Responsibilities
- Contribute to building and maintaining a medallion/curated data warehouse stack (bronze/silver/gold) for product, usage, billing, and operational data.
- Build and maintain Airflow orchestrated pipelines and dbt transformation projects (modular, tested, documented).
- Help design analytics-ready models: SCD Type 2, star schemas, and appropriate normalization for upstream canonical layers.
- Learn and apply Master Data Management (MDM) patterns (golden records, reference data, deduping, identity resolution).
- Implement data quality checks (freshness, nulls, referential integrity, distribution drift, anomaly detection).
- Contribute to data governance habits: data stewardship, ownership, SLAs, and clear definitions for “source of truth.”
- Help build and maintain a business semantic layer (consistent metric definitions, dimensions, and reusable logic) used by notebooks/BI.
- Partner with stakeholders (Product, Engineering, Finance, GTM, Ops) to translate questions into durable datasets and metrics.
- Use SQL, Python, and Spark where scale demands it; optimize for correctness, performance, and cost.
Requirements
- 0–4 years of professional experience (or strong internships/projects) working with data warehouses, pipelines, or analytics engineering.

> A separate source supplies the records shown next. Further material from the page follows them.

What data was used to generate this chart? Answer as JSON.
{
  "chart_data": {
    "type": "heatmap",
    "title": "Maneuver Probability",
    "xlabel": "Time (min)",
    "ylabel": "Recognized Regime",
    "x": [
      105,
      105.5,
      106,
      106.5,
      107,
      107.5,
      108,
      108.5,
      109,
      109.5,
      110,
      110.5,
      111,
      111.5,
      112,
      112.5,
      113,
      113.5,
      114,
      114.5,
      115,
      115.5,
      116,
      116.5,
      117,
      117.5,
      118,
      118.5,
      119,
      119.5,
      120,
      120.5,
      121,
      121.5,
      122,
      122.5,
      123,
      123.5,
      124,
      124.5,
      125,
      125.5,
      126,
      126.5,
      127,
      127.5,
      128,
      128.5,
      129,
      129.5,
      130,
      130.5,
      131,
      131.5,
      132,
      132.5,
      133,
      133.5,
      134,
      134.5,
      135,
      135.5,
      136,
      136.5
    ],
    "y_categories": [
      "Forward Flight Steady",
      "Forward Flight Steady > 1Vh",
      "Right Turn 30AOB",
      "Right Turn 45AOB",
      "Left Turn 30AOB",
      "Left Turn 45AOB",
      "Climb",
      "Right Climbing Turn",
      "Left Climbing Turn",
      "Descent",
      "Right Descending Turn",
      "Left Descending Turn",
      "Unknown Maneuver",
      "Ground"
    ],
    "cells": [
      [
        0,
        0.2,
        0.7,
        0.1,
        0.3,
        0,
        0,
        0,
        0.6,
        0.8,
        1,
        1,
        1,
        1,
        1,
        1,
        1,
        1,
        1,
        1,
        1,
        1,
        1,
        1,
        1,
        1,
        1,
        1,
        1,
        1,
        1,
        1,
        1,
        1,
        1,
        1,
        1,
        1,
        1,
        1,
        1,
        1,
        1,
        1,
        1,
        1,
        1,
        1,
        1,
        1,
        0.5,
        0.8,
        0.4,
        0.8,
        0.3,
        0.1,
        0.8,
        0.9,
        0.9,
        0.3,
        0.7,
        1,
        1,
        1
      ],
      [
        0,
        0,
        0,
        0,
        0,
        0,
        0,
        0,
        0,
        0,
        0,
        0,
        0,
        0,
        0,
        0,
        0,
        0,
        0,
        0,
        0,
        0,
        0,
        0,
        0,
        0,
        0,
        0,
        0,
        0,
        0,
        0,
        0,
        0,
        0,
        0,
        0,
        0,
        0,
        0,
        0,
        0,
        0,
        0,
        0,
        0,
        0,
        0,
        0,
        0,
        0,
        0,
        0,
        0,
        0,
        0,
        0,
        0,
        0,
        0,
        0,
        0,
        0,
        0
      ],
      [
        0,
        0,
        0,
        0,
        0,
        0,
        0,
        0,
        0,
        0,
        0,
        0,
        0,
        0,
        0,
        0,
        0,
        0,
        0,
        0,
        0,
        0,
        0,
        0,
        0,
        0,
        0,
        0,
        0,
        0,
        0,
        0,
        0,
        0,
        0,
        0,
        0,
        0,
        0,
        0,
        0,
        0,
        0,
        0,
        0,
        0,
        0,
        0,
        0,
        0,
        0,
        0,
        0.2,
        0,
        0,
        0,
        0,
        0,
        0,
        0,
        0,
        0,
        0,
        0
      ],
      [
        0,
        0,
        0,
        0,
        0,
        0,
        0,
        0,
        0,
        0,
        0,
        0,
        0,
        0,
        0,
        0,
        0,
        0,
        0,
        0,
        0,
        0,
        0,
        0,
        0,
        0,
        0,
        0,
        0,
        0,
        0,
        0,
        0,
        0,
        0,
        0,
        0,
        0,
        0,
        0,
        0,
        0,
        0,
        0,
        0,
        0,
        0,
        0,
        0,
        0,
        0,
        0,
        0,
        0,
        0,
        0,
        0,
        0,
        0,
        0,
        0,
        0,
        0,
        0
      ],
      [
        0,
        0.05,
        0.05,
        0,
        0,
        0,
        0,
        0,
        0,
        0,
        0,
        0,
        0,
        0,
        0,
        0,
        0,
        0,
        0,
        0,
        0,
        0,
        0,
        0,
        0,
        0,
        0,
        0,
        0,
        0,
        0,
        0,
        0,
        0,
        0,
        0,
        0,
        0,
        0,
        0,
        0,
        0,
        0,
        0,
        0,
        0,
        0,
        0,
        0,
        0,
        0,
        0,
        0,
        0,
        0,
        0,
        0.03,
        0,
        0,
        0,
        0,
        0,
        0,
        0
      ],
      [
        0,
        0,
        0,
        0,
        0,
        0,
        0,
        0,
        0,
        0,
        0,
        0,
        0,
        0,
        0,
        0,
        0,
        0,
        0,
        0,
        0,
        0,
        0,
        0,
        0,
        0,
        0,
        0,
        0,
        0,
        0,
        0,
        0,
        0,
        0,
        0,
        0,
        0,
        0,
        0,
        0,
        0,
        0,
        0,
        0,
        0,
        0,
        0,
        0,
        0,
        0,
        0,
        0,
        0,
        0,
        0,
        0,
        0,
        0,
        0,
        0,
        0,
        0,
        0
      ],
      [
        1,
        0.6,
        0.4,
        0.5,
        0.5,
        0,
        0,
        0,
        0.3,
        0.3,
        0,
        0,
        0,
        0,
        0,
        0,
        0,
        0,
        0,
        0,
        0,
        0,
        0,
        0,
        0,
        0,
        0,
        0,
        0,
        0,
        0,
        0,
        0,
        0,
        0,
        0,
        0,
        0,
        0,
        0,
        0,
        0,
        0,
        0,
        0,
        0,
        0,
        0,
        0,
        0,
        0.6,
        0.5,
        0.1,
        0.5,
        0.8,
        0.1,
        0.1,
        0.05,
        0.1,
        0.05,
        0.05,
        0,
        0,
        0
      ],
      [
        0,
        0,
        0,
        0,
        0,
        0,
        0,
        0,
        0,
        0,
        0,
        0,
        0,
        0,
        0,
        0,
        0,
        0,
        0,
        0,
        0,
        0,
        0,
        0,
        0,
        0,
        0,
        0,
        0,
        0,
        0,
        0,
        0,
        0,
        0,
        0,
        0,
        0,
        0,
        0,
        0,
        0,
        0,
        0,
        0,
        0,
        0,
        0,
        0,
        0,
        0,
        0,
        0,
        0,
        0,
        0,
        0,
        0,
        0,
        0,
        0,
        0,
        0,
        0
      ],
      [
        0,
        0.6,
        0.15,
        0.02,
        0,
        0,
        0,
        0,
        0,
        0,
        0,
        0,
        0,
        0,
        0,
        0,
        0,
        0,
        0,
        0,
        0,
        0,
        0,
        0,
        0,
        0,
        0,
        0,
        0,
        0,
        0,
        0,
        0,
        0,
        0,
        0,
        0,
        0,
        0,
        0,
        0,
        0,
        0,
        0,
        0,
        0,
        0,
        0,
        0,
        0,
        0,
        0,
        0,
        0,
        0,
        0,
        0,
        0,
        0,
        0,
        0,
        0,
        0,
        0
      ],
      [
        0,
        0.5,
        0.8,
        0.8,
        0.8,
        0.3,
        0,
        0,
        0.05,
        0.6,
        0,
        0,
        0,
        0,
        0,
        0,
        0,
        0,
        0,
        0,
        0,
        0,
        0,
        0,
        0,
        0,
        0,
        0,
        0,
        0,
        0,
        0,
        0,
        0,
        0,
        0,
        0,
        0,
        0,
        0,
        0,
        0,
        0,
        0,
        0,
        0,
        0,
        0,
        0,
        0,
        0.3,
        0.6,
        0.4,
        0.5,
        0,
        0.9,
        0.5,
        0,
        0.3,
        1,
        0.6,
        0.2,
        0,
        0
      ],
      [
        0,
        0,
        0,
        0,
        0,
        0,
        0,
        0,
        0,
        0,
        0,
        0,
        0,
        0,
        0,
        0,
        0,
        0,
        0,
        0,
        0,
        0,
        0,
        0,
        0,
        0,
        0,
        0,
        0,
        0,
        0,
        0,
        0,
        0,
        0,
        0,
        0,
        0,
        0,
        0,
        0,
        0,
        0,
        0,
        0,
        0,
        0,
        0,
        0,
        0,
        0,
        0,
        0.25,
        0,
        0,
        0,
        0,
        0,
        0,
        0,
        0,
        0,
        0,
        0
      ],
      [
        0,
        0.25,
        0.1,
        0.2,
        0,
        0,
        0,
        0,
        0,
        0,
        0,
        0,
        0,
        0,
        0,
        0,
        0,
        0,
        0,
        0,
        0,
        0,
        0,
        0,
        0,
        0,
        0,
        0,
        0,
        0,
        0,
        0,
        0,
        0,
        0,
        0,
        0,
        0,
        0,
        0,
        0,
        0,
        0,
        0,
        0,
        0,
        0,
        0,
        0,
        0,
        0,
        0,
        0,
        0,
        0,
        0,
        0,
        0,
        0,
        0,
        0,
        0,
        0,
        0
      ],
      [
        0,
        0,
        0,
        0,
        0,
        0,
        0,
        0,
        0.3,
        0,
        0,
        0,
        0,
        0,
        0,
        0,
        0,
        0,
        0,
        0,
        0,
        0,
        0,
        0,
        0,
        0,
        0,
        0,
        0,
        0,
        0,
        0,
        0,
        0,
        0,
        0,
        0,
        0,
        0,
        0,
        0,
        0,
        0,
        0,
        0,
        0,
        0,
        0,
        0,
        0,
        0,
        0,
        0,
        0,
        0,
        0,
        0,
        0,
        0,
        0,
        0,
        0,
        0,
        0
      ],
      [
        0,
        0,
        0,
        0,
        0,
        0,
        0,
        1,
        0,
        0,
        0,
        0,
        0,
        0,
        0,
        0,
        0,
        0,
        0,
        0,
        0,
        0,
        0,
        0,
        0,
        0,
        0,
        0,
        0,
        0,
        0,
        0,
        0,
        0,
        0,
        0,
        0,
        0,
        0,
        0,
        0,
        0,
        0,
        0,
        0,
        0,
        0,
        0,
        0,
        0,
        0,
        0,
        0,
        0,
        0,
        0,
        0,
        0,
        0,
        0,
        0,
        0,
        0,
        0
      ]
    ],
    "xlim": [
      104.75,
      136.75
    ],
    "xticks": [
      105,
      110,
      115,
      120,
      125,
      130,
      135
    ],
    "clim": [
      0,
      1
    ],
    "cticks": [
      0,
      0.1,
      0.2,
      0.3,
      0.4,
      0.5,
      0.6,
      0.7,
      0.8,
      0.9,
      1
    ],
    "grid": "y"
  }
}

- Solid SQL fundamentals — you’re comfortable writing queries and have some exposure to window functions or dimensional modeling concepts.
- Good communication skills: you can ask clarifying questions, explain your reasoning, and work with stakeholders to understand their needs.
- High standards for data quality, reliability, and maintainability — you care about getting things right.
Nice to Have
- Some hands-on experience with dbt or Airflow, or strong eagerness to learn — coursework and personal projects count.
- Basic Python for scripting and data tooling; any exposure to Spark (PySpark/SQL) is a plus.
- Familiarity with data modeling concepts like SCD2 or star schemas — even if only from coursework.